Schneider Rieti, la battaglia e le speranze dei 180 lavoratori
La vertenza è cominciata nel 2012, quando l’azienda ha annunciato la chiusura per investire in Francia e in Bulgaria
Uno stabilimento all'avanguardia nell'automazione per la produzione di diversi modelli di interruttori elettrici. All'improvviso la multinazionale francese Schneider electric comunica ai 180 lavoratori del sito reatino che da aprile 2014 la sede avrebbe chiuso per trasferire la produzione in Bulgaria. La vertenza Schneider è cominciata in modo totalmente inaspettato quando, nel novembre 2012, la multinazionale francese ha annunciato la chiusura dello stabilimento reatino, dove lavoravano 180 operai altamente specializzati, impegnati nella fabbricazione di diversi modelli di interruttori elettrici.
La Schneider, un colosso da 19 miliardi di fatturato mondiale e 110 mila dipendenti, ha annunciato che avrebbe abbandonato l'Italia per investire in Francia e in un paese low-cost, in questo caso la Bulgaria. Dopo l'annuncio della chiusura, Schneider ha avviato lo svuotamento dello stabilimento offrendo 37 posti in altri siti di cui 22 al Nord Italia e 15 in Francia.
Ma gli operai di Rieti non si sono arresi: solo pochissimi hanno accettato la proposta mentre la maggioranza ha deciso, appoggiati dai sindacati, di chiedere una soluzione che potesse coinvolgere tutti i 180 dipendenti, un percorso individuato anche dal ministero dello Sviluppo Economico, ovvero una soluzione industriale per il sito. Il paradosso è che l'azienda è un modello di eccellenza nell'automazione, mentre il prodotto che sostituirà quello attualmente costruito all'interno del sito reatino, sarà costruito in manuale.

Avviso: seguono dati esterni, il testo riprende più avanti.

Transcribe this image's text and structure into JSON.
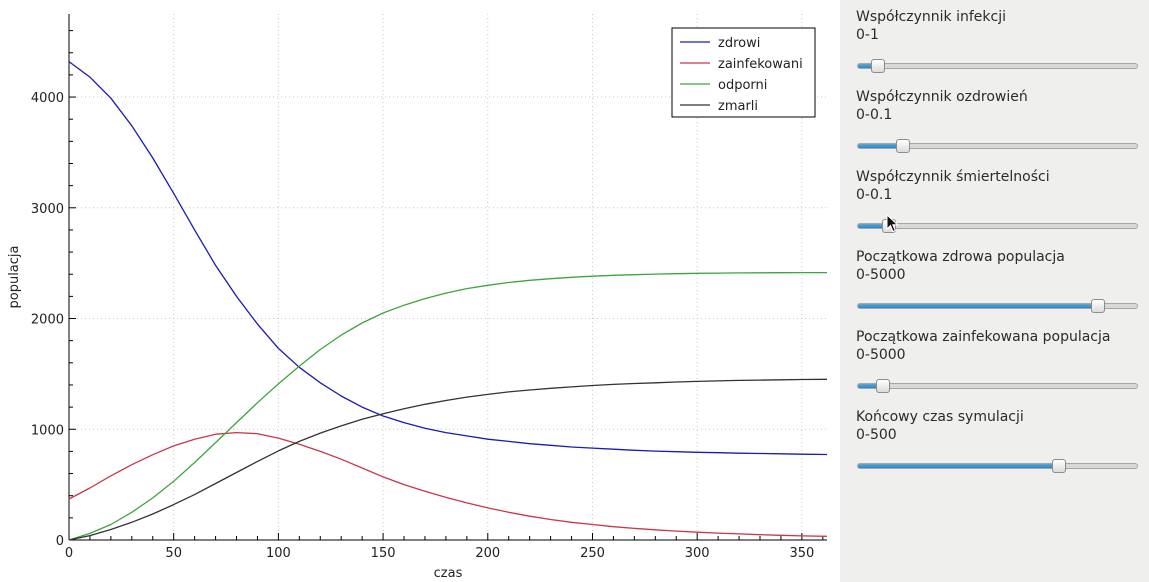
{
  "chart_data": {
    "type": "line",
    "xlabel": "czas",
    "ylabel": "populacja",
    "xlim": [
      0,
      362
    ],
    "ylim": [
      0,
      4750
    ],
    "xticks": [
      0,
      50,
      100,
      150,
      200,
      250,
      300,
      350
    ],
    "yticks": [
      0,
      1000,
      2000,
      3000,
      4000
    ],
    "grid": true,
    "legend_position": "top-right",
    "x": [
      0,
      10,
      20,
      30,
      40,
      50,
      60,
      70,
      80,
      90,
      100,
      110,
      120,
      130,
      140,
      150,
      160,
      170,
      180,
      190,
      200,
      210,
      220,
      230,
      240,
      250,
      260,
      270,
      280,
      290,
      300,
      310,
      320,
      330,
      340,
      350,
      362
    ],
    "series": [
      {
        "name": "zdrowi",
        "color": "#1a1ab4",
        "values": [
          4320,
          4180,
          3990,
          3740,
          3450,
          3130,
          2800,
          2480,
          2200,
          1950,
          1730,
          1560,
          1420,
          1300,
          1200,
          1120,
          1060,
          1010,
          970,
          940,
          910,
          890,
          870,
          855,
          840,
          830,
          820,
          810,
          803,
          797,
          792,
          788,
          784,
          781,
          778,
          775,
          772
        ]
      },
      {
        "name": "zainfekowani",
        "color": "#c8374b",
        "values": [
          370,
          470,
          580,
          680,
          770,
          850,
          910,
          955,
          970,
          960,
          920,
          865,
          800,
          730,
          650,
          570,
          500,
          440,
          385,
          335,
          290,
          250,
          215,
          185,
          160,
          140,
          120,
          105,
          92,
          80,
          70,
          62,
          55,
          48,
          42,
          37,
          33
        ]
      },
      {
        "name": "odporni",
        "color": "#3ea43e",
        "values": [
          0,
          60,
          140,
          250,
          380,
          530,
          700,
          880,
          1060,
          1240,
          1410,
          1570,
          1720,
          1850,
          1960,
          2050,
          2120,
          2180,
          2230,
          2270,
          2300,
          2325,
          2345,
          2360,
          2372,
          2382,
          2390,
          2396,
          2401,
          2405,
          2408,
          2410,
          2412,
          2413,
          2414,
          2415,
          2415
        ]
      },
      {
        "name": "zmarli",
        "color": "#333333",
        "values": [
          0,
          40,
          95,
          160,
          235,
          320,
          410,
          510,
          610,
          710,
          805,
          890,
          965,
          1030,
          1090,
          1140,
          1185,
          1225,
          1260,
          1290,
          1315,
          1337,
          1355,
          1370,
          1383,
          1395,
          1405,
          1413,
          1420,
          1427,
          1432,
          1437,
          1441,
          1444,
          1447,
          1449,
          1451
        ]
      }
    ]
  },
  "sliders": [
    {
      "label": "Współczynnik infekcji",
      "range": "0-1",
      "fraction": 0.07
    },
    {
      "label": "Współczynnik ozdrowień",
      "range": "0-0.1",
      "fraction": 0.16
    },
    {
      "label": "Współczynnik śmiertelności",
      "range": "0-0.1",
      "fraction": 0.11
    },
    {
      "label": "Początkowa zdrowa populacja",
      "range": "0-5000",
      "fraction": 0.86
    },
    {
      "label": "Początkowa zainfekowana populacja",
      "range": "0-5000",
      "fraction": 0.09
    },
    {
      "label": "Końcowy czas symulacji",
      "range": "0-500",
      "fraction": 0.72
    }
  ]
}
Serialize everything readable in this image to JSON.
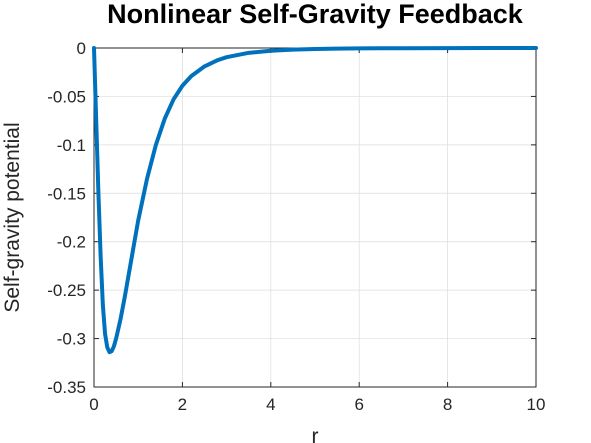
{
  "chart_data": {
    "type": "line",
    "title": "Nonlinear Self-Gravity Feedback",
    "xlabel": "r",
    "ylabel": "Self-gravity potential",
    "xlim": [
      0,
      10
    ],
    "ylim": [
      -0.35,
      0
    ],
    "xticks": [
      0,
      2,
      4,
      6,
      8,
      10
    ],
    "yticks": [
      0,
      -0.05,
      -0.1,
      -0.15,
      -0.2,
      -0.25,
      -0.3,
      -0.35
    ],
    "xtick_labels": [
      "0",
      "2",
      "4",
      "6",
      "8",
      "10"
    ],
    "ytick_labels": [
      "0",
      "-0.05",
      "-0.1",
      "-0.15",
      "-0.2",
      "-0.25",
      "-0.3",
      "-0.35"
    ],
    "grid": true,
    "series": [
      {
        "color": "#0072bd",
        "x": [
          0,
          0.05,
          0.1,
          0.15,
          0.2,
          0.25,
          0.3,
          0.35,
          0.4,
          0.45,
          0.5,
          0.6,
          0.7,
          0.8,
          0.9,
          1.0,
          1.2,
          1.4,
          1.6,
          1.8,
          2.0,
          2.2,
          2.5,
          2.8,
          3.0,
          3.5,
          4.0,
          4.5,
          5.0,
          5.5,
          6.0,
          7.0,
          8.0,
          9.0,
          10.0
        ],
        "y": [
          0,
          -0.075,
          -0.15,
          -0.215,
          -0.265,
          -0.295,
          -0.309,
          -0.314,
          -0.313,
          -0.308,
          -0.3,
          -0.28,
          -0.256,
          -0.23,
          -0.204,
          -0.178,
          -0.135,
          -0.1,
          -0.073,
          -0.053,
          -0.039,
          -0.029,
          -0.019,
          -0.0125,
          -0.0095,
          -0.005,
          -0.0028,
          -0.0017,
          -0.001,
          -0.0006,
          -0.0004,
          -0.0002,
          -0.0001,
          -5e-05,
          0
        ]
      }
    ]
  }
}
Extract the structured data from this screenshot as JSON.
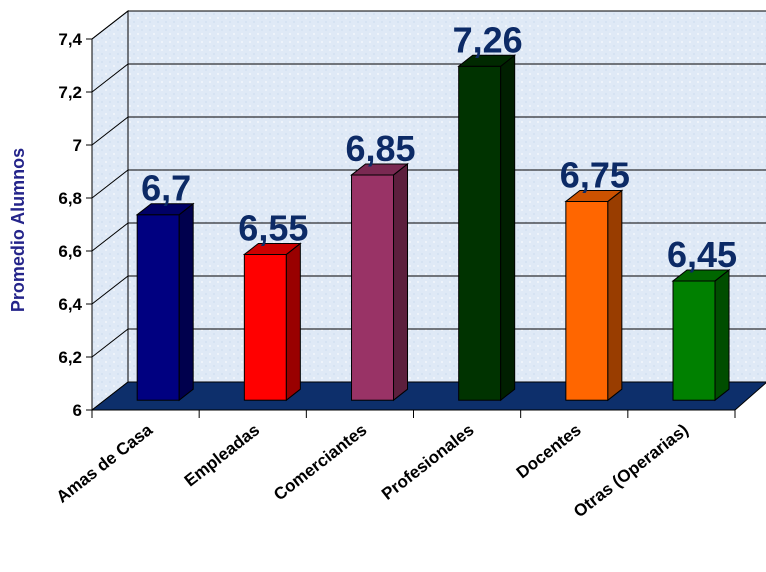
{
  "chart_data": {
    "type": "bar",
    "categories": [
      "Amas de Casa",
      "Empleadas",
      "Comerciantes",
      "Profesionales",
      "Docentes",
      "Otras (Operarias)"
    ],
    "values": [
      6.7,
      6.55,
      6.85,
      7.26,
      6.75,
      6.45
    ],
    "data_labels": [
      "6,7",
      "6,55",
      "6,85",
      "7,26",
      "6,75",
      "6,45"
    ],
    "ylabel": "Promedio Alumnos",
    "xlabel": "",
    "title": "",
    "ylim": [
      6,
      7.4
    ],
    "yticks": [
      6,
      6.2,
      6.4,
      6.6,
      6.8,
      7,
      7.2,
      7.4
    ],
    "ytick_labels": [
      "6",
      "6,2",
      "6,4",
      "6,6",
      "6,8",
      "7",
      "7,2",
      "7,4"
    ],
    "bar_colors": [
      "#000080",
      "#ff0000",
      "#993366",
      "#003300",
      "#ff6600",
      "#008000"
    ],
    "wall_color": "#dde8f5",
    "floor_color": "#0d2f6b",
    "gridlines": true,
    "legend": false,
    "style": "3d"
  }
}
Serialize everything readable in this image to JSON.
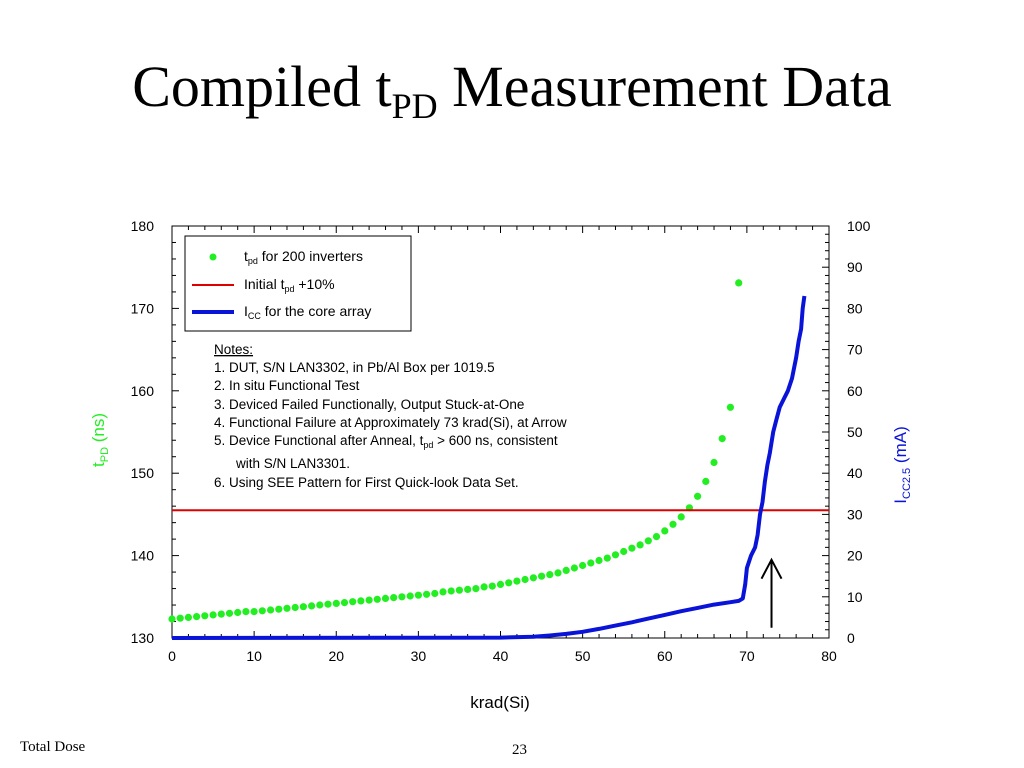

Rieti era in testa alle classifiche sul sistema di produzione Schneider, nessuno si aspettava la chiusura. Secondo le oo.ss. la soluzione industriale esiste. La multinazionale ha investito 4 milioni in Bulgaria e 18 milioni in Francia ma uno studio dimostrerebbe che con un impegno di 1,5 milioni lo stabilimento potrebbe essere competitivo.
Al momento la produzione è ferma, con gli operai in cassa integrazione che seguono un corso di formazione un giorno a settimana. La speranza rimane quella della reindustrializzazione, con l'arrivo di un acquirente che possa rilevare lo stabilimento e riassumere i lavoratori.